Posted by Jim Dallas at March 25, 2004 04:39 PM | TrackBack


When I was a boy (50 years ago), we used to drive down to Bolivar Point and at low tide, walk out onto the oysters reefs and dig oysters. We'd go home with half a dozen tow sacks or more, filled with oysters. What a feast we would have when we got home to southeast Texas. The last time I was there, twenty years ago, there was so much oil crap on the beaches you couldn't walk a dozen yards without stepping in it. And that oil wasn't natural seepage, either.

You go ahead, but I won't eat any oysters from the Gulf of Mexico anyway except fried (maybe grilled, maybe). Sorry, bud, but there's not one state that borders the Gulf that has shown any respect for the environment. Not one. Let me say that again for emphasis: not one.

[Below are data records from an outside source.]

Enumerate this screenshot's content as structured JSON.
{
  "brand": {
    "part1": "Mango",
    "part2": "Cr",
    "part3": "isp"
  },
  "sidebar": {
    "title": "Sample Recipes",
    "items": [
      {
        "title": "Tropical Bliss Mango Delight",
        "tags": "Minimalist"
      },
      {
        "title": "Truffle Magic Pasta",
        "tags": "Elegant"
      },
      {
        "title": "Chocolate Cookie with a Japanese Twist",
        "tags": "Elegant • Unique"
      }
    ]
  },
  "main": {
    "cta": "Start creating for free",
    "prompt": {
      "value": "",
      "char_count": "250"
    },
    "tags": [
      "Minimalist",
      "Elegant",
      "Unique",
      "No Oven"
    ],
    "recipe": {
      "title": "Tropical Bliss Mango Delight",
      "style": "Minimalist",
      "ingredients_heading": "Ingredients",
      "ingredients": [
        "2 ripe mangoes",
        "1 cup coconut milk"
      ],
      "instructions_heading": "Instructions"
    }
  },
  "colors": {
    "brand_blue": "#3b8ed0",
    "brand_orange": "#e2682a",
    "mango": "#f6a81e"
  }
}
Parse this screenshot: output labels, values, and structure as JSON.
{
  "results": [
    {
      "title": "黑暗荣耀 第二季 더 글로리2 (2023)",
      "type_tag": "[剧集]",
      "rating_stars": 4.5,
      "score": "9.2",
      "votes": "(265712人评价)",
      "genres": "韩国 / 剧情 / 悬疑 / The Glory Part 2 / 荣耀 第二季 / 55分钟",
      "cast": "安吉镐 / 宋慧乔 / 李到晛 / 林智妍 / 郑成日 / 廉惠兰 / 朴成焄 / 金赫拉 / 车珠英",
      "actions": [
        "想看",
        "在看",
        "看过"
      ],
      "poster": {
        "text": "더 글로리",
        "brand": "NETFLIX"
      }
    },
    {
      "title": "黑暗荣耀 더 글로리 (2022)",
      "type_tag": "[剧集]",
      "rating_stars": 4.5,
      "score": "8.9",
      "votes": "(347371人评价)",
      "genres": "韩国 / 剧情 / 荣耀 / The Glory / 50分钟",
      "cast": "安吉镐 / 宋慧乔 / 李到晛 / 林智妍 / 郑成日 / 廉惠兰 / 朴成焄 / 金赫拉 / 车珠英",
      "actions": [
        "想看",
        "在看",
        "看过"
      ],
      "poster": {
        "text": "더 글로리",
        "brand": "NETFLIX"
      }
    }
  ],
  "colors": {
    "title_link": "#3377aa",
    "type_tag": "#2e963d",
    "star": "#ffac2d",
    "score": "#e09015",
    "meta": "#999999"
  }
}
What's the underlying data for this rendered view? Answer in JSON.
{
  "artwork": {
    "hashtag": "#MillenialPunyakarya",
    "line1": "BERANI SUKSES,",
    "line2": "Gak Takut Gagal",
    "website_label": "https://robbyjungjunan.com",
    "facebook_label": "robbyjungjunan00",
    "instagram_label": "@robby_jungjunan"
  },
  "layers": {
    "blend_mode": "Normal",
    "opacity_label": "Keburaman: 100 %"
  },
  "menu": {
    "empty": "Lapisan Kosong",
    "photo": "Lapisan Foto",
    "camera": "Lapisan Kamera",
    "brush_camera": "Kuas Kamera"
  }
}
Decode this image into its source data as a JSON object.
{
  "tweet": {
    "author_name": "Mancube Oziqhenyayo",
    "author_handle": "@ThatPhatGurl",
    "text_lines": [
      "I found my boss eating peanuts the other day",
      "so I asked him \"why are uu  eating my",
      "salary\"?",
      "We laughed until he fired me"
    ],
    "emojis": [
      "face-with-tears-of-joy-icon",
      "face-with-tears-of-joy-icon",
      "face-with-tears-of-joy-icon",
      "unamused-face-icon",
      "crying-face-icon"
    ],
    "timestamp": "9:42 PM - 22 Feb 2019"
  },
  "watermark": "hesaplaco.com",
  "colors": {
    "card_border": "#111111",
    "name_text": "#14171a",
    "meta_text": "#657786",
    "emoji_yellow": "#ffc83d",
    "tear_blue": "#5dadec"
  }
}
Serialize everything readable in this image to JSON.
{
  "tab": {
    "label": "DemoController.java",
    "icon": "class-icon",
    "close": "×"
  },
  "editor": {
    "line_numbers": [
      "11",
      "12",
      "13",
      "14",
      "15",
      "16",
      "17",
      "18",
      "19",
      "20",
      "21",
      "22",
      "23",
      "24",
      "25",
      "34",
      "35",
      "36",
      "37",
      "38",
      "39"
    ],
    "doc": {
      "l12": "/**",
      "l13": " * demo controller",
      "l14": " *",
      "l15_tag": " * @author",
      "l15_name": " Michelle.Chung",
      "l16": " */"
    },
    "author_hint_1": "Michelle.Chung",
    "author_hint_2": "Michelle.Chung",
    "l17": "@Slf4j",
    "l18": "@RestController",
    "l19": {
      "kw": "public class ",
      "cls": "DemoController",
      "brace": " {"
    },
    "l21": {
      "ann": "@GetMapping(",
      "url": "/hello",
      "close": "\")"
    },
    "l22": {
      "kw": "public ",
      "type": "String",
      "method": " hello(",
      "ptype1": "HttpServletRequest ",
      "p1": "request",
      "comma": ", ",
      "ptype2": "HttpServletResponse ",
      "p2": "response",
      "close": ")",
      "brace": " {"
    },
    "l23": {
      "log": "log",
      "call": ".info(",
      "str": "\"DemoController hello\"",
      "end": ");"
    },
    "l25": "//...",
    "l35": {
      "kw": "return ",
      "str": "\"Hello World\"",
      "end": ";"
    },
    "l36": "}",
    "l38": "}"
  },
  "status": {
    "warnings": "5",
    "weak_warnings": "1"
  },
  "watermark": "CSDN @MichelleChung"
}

STill you think Galveston Bay is big enough that not all of it is polluted by the Houston ship channel.

You're more of an optimist than I, but then again, you said you ate them fried or grilled, right?

Posted by: r. Houston Bridges at March 25, 2004 09:26 PM

Yes, but primarily because I don't like squishy foods.

I really hate jello salad, for example, and raw oyster reminds me of jello salad.

Posted by: Jim D at March 25, 2004 09:47 PM

Interesting too that the native Northwest Pacific oysters were nearly wiped out by disease. In mid-last-century outside stocks had to be introduced to shore up the flagging oyster industry in the NW. Nowadays virtually all commercial oysters originating from the west coast are actually Pacific Giant Oysters (native to Japan and SW of there) and Kumamoto Oysters (dubiously different species from the Giant Oysters, they are probably only a dwarf population of the same), native species. In any case the west coast has little to brag about. By the way, Pacific Giant Oysters are banned from live import into Texas waters lest they escape and decimate our native oysters. An experimental release in Chesapeake Bay also introduced pathogens which wiped out their native stocks.